Waller v. Florida

414 U.S. 945 | SCOTUS | 1973

Dissenting Opinion

Mr. Justice Brennan, with whom Mr. Justice Douglas and Mr. Justice Marshall concur,

dissenting.

Convicted by a St. Petersburg Municipal Court of violating local ordinances, in removing a canvas mural from a wall inside the City Hall of St. Petersburg, Florida, and carrying the mural through the city streets, petitioner was subsequently convicted on a charge of grand larceny for the same conduct. We granted cer-tiorari, vacated the latter judgment, and remanded for further proceedings, holding that the state appellate court erred when it ruled that a State and its municipalities were separate sovereigns for purposes of the double jeopardy provisions of the Fifth Amendment, and for that reason rejected petitioner’s double jeopardy claim. Waller v. Florida, 397 U. S. 387 (1970). On remand, the Circuit Court of Pinellas County rejected petitioner’s assertion of double jeopardy on grounds— not previously reached by the state courts due to their reliance on the dual sovereignty theory — that the violations of the local ordinances and grand larceny were not the “same offense.” The Florida District Court of Appeal, Second District, affirmed the judgment of conviction, 270 So. 2d 26 (1972), and the Florida Supreme Court denied a petition for a writ of certiorari. '

At all times it has been conceded that the municipal and state charges arose out of the “same transaction or occurrence.” See Waller v. Florida, supra, at 388. It is my view that the Double Jeopardy Clause of the Fifth Amendment, which is applicable to the States *946through the Fourteenth Amendment, Benton v.
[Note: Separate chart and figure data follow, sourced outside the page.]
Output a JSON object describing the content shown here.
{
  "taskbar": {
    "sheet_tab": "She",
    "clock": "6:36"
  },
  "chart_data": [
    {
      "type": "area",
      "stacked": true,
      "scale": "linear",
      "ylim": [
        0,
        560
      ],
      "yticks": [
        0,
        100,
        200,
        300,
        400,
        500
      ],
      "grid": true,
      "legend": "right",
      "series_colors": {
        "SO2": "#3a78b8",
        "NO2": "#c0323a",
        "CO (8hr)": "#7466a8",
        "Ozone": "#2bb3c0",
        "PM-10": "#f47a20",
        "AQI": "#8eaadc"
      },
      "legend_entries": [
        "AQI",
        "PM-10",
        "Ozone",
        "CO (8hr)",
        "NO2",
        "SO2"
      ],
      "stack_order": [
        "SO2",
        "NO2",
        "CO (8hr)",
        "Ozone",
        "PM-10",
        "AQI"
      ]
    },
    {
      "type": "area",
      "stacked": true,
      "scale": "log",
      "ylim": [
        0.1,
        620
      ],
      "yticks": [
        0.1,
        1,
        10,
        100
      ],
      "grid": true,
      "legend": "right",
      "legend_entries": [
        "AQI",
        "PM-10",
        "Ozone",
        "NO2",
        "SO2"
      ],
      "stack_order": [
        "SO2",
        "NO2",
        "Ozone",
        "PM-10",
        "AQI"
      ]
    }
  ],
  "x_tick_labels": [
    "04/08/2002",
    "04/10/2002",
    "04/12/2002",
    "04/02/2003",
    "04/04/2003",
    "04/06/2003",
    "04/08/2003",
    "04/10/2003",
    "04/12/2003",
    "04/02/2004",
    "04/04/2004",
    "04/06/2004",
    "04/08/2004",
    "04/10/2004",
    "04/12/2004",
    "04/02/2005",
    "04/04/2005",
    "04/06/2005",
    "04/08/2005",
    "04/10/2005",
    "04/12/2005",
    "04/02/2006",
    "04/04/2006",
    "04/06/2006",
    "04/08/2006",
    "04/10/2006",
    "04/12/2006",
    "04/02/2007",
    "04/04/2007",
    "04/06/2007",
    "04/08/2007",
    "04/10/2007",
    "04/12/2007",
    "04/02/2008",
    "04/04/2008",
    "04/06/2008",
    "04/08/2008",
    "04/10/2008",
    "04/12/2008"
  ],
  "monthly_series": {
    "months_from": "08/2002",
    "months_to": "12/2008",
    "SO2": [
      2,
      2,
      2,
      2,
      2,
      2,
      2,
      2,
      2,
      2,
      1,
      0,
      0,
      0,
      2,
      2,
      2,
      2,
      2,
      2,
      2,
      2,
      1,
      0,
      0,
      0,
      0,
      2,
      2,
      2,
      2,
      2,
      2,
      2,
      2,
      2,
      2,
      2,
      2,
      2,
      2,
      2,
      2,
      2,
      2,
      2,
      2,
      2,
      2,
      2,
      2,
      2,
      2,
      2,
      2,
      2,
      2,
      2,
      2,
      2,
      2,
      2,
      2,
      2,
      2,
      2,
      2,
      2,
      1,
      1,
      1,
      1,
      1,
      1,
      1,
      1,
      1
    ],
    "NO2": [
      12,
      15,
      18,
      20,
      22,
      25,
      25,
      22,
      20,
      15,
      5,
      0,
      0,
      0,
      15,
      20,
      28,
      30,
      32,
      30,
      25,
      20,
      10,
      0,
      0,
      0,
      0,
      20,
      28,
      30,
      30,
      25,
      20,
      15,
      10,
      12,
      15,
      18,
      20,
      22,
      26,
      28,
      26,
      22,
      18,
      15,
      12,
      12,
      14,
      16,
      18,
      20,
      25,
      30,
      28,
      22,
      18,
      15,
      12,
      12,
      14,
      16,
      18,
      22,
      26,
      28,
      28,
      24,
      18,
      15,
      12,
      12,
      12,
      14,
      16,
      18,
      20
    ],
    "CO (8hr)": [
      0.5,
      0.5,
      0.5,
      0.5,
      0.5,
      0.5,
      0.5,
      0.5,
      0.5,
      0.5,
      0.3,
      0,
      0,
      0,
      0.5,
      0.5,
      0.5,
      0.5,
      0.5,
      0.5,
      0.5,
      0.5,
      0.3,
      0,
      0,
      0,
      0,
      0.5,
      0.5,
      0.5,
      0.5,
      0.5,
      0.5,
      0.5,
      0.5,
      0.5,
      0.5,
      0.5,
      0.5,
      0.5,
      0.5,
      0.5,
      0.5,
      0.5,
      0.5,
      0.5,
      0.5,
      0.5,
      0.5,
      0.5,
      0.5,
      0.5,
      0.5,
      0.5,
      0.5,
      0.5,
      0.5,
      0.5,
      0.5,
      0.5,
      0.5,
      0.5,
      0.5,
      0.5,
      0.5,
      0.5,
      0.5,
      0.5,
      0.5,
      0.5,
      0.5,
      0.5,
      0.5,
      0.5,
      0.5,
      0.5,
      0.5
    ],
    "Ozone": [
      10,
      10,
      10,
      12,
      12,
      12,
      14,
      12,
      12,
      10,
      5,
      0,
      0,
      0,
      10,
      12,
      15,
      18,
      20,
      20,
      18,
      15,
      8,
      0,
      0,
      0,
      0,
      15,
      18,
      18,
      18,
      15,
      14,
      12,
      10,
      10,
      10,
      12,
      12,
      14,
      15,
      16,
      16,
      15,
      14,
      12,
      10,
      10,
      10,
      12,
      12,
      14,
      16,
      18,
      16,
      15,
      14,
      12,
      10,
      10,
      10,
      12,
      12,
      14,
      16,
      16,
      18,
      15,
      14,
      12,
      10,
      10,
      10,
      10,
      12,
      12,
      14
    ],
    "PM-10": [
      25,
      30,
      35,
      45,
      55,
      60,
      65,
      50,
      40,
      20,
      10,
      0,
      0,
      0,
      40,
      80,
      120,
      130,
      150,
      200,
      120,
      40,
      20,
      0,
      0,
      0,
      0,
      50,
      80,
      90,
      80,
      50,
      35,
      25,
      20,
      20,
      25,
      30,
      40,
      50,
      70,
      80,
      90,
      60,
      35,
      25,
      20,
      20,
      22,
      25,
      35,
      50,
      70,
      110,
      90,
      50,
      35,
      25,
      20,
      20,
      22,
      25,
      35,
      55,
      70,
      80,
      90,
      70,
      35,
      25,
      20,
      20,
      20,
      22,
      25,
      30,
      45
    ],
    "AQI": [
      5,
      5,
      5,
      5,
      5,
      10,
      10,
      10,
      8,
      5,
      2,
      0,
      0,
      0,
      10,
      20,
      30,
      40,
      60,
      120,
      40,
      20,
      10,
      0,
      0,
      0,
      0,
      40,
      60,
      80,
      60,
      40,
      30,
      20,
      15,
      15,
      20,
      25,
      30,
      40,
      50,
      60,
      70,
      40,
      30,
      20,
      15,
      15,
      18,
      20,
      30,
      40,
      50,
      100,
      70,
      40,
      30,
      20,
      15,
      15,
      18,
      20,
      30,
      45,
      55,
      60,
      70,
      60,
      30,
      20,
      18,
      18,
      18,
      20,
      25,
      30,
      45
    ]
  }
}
Maryland, 395 U. S. 784 (1969), requires the prosecution, except in most limited circumstances, not present here, “to join at one trial all the charges against a defendant that grow out of a single criminal act, occurrence, episode, or transaction.” Ashe v. Swenson, 397 U. S. 436, at 453-454 (1970) (Brennan, J., concurring); see Miller v. Oregon, 405 U. S. 1047 (1972) (Brennan, J., dissenting); Harris v. Washington, 404 U. S. 55, 57 (1971) (Douglas, J., concurring); Waller v. Florida, supra, at 395 (Brennan, J., concurring). Under this “same transaction” test, all charges against petitioner should have been brought in a single prosecution, unless this case fell within one of the test’s exceptions. See, e. g., Ashe v. Swenson, supra, at 453 n. 7, 455 n. 11. I would therefore grant the petition for certiorari and remand for further proceedings not inconsistent with the views expressed in my concurrence in Ashe v. Swenson, supra.






Lead Opinion

Dist. Ct. App. Fla., 2d Dist. Certiorari denied. Stay order heretofore entered by the Court on June 18, 1973 [412 U. S. 947], vacated.